For many Americans, the word “Guantanamo” is synonymous with a prison that has, since it opened in 2002, been regularly called out over conditions at the prison and alleged acts of torture. President Obama promised to close it during his first year in office, and now, as he approaches his last, a plan to make good on that promise is in the works.
But Guantanamo isn’t just a detention camp. It refers, of course, to a bay in Cuba, but also to the U.S. naval base that’s been situated off that bay since the signing of the Cuban-American Treaty in 1903, following the Spanish-American War. During World War II, the base was relatively quiet, used for anti-submarine warfare training and postal operations. But when the Cold War began to heat up, the servicemen who called Guantanamo home, along with their families, found themselves at the epicenter of an international crisis.

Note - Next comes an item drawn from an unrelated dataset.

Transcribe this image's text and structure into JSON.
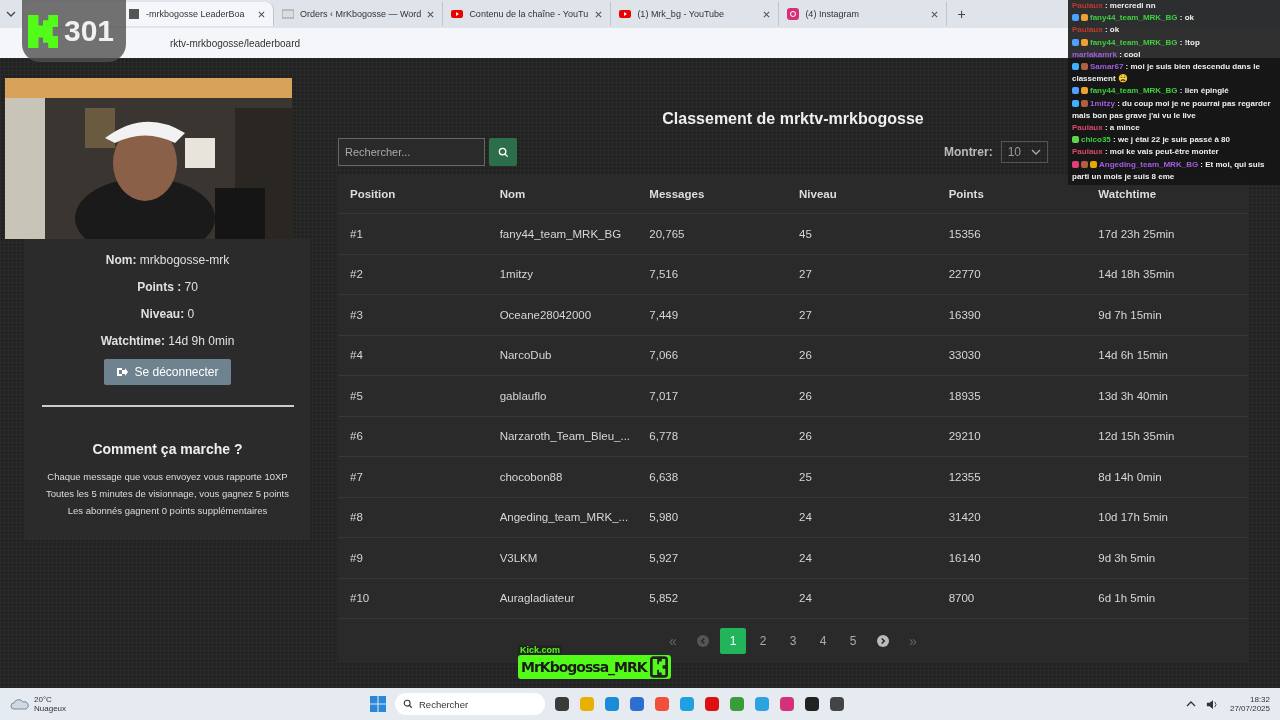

On the morning of Oct. 16, 1962, President Kennedy was greeted with a series of aerial photographs, taken by a U.S. Air Force spy plane, which clearly depicted images of Soviet ballistic missile facilities in Cuba. In the tense standoff that ensued, the U.S. enacted a naval blockade of Cuba, promising military action if necessary. For non-military residents of the base at Guantanamo, this meant one thing: It was time to leave. As LIFE wrote:
At the U.S. naval base at Guantanamo on the southeast coast of Cuba, the wives and children of servicemen had almost grown accustomed to living on the boundary of the Cold War. As they went bout their daily routines, they could see Castro’s guards, ghostly and menacing against the jungle. But for all the hostility outside the 24-mile fence line, this American enclave in Cuba was pleasant and homey. Then came the electrifying command for the dependents to assemble for an evacuation in one hour.
LIFE photographer Robert W. Kelley captured what life was like for those families leading up to the evacuation—a quiet life in which children played tag when they weren’t doing their homework and women cared for their charges while their husbands went about their duties. It was a life that would soon be abruptly interrupted as the world feared that the Cold War was seconds away from turning irrevocably hot.
Thankfully, that outcome was avoided. Another, slower-boiling crisis would come to Guantanamo decades later with the creation, criticism and planned destruction of the prison that has come to define the word itself.